Web Design Trends in 2021

Marija Andrejska
Codeart
Published in
10 min readFeb 8, 2021

Web design is continuously changing and getting creative. Technologies are endless, and we are seeing that designers are parallel with technologies.

There’s a lot to look forward to in 2021. From a greater focus on inclusive design to more immersive experiences, these trends will map out the future for web design in 2021 and beyond.

We hope this list not only inspires you but makes you approach the web in a more inclusive and accessible way.

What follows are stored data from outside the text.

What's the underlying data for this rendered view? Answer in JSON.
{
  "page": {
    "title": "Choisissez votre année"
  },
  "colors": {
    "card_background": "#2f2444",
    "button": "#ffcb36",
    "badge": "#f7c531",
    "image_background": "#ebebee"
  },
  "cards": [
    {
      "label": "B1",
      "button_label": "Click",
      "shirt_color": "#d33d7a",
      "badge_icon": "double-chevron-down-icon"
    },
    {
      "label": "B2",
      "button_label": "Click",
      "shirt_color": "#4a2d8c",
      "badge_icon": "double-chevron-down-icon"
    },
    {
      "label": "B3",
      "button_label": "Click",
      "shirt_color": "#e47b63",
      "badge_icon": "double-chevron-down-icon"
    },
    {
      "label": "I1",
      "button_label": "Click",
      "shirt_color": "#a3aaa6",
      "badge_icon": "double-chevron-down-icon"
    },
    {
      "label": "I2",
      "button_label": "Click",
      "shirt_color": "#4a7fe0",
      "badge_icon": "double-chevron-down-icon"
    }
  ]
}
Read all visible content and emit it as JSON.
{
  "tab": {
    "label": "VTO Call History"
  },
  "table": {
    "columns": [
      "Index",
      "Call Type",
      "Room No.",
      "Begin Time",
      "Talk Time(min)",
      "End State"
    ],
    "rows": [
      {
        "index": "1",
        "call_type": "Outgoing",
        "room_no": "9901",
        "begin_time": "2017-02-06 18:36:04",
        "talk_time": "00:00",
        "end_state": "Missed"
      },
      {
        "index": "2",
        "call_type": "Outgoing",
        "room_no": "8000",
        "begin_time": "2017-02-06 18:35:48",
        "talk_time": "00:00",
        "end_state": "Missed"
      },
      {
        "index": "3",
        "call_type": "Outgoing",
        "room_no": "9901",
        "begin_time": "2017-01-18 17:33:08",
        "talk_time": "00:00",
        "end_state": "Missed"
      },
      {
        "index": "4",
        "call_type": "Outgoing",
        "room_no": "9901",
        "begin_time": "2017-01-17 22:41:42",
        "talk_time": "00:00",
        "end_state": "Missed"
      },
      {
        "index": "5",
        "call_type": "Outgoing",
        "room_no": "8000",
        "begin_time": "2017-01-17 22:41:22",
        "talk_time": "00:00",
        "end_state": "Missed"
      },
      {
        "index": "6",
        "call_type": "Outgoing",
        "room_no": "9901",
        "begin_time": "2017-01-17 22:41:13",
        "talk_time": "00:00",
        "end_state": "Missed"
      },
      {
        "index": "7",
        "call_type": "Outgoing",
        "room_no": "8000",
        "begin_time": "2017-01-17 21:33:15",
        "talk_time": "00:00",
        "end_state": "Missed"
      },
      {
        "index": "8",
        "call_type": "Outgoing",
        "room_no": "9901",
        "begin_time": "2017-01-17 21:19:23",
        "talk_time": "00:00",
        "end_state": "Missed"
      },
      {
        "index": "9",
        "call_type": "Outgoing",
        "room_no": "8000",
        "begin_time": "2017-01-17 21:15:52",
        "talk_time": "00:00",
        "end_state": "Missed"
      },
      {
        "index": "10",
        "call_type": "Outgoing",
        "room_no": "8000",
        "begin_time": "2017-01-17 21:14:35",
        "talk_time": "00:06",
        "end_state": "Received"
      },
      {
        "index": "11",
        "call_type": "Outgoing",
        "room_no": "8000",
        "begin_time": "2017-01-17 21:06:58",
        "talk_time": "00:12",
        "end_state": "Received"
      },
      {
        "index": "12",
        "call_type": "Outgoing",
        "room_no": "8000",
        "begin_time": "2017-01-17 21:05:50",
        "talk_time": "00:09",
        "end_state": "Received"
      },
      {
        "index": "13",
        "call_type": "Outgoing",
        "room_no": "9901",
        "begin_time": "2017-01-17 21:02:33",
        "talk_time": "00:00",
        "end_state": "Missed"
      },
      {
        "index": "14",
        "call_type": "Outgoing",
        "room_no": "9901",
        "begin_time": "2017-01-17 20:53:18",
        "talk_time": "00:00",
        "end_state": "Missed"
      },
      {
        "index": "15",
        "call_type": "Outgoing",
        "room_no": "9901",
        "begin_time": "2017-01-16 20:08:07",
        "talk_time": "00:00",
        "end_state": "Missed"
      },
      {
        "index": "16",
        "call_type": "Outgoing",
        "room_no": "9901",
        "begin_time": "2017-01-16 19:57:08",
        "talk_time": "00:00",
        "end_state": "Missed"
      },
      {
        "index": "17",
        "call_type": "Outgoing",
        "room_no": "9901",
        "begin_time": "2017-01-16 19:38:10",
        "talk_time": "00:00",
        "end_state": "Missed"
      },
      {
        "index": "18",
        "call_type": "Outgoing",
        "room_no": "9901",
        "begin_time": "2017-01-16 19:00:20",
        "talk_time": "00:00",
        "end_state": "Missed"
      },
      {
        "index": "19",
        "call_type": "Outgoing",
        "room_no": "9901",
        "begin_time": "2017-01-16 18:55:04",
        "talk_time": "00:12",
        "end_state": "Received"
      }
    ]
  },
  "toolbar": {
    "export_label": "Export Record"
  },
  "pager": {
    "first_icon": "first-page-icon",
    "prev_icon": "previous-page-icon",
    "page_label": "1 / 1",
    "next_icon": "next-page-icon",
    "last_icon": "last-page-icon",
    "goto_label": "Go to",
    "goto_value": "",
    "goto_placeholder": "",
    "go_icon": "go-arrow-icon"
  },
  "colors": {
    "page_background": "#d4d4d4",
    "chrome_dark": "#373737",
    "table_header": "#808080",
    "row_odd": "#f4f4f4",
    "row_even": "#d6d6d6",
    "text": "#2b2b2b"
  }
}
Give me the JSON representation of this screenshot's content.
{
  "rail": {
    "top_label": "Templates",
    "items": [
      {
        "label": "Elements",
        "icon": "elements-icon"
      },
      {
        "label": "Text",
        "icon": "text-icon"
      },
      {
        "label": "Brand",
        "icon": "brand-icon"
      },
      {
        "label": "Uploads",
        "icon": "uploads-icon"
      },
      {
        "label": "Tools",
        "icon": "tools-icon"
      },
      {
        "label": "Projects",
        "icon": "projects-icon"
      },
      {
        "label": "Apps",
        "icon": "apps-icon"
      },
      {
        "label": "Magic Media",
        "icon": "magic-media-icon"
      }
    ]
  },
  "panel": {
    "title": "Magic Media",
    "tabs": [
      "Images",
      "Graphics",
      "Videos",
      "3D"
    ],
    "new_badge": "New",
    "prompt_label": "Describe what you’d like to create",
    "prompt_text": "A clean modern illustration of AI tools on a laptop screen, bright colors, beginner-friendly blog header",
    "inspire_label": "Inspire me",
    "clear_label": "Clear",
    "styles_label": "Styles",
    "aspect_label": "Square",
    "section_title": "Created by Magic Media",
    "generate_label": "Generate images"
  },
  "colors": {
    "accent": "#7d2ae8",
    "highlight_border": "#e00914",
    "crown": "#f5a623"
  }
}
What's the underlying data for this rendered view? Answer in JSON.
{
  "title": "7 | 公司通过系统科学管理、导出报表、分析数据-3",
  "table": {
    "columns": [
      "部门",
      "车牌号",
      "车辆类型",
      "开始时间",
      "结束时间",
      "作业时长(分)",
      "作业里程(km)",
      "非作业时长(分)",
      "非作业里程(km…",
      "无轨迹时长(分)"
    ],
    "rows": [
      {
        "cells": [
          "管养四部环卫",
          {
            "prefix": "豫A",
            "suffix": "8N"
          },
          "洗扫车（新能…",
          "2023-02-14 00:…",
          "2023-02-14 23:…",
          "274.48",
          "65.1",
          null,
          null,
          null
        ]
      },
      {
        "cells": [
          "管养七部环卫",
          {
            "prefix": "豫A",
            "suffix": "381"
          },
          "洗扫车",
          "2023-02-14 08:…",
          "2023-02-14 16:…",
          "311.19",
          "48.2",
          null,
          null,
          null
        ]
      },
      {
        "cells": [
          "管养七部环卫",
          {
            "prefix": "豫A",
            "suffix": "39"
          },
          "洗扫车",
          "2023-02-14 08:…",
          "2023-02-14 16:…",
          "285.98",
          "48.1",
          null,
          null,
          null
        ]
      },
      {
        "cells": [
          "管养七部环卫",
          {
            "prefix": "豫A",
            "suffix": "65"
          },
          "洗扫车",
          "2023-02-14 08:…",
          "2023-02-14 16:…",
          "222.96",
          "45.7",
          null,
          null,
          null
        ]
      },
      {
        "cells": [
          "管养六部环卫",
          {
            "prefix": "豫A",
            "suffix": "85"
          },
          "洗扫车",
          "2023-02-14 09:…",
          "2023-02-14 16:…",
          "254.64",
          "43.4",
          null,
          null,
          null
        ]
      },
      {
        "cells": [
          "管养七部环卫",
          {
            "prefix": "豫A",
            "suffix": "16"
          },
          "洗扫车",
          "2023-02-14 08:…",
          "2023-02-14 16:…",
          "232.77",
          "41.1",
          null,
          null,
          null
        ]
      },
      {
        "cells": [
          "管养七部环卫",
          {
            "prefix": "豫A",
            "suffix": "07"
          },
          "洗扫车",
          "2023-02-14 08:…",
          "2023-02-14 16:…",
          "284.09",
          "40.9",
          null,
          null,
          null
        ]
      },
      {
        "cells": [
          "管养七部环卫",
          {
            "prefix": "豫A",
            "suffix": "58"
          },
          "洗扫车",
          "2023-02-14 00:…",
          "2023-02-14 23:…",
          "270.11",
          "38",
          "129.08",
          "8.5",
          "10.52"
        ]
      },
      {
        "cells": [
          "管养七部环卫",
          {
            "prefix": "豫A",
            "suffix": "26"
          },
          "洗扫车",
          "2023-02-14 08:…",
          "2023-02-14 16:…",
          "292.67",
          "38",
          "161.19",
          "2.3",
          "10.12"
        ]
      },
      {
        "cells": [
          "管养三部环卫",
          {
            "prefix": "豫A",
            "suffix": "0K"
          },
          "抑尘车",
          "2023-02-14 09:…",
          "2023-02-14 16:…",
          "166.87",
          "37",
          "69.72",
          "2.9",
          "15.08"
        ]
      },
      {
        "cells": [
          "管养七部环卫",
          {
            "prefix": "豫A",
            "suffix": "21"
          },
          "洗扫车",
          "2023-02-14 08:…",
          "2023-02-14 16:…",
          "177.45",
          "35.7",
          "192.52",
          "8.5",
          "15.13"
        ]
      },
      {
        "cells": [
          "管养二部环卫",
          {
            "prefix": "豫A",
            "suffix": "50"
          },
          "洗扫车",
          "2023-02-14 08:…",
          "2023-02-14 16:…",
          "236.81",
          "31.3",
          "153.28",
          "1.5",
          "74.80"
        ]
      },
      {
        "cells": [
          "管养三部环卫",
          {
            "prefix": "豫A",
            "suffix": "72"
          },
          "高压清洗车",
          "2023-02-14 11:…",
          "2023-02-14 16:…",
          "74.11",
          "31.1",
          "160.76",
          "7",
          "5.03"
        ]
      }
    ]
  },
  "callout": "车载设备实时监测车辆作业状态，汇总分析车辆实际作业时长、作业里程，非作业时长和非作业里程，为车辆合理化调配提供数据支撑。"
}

  1. 3D everything, 3D everywhere
  2. Scrolling transformations
  3. Collage & Mixing Mediums
  4. Three-dimensional colors
  5. Glassmorphism
  6. Augmented reality (AR)

Honorary mention: Web design for causes

3D everything, 3D everywhere

3D design elements have fascinated both designers and users for many years now. The popularity of this trend is going to increase in 2021 as VR and AR technologies gain momentum. It becomes a perfect idea to combine these techniques to create hyper-realistic 3D visuals taking up the whole users’ screen.

Paper Planes

The trend allows UI and UX designers and entrepreneurs to prettify their websites. This way, they encourage potential customers to stay longer and increase the average session time. Such visuals attract users as they transcend the boundaries between the virtual space and real life.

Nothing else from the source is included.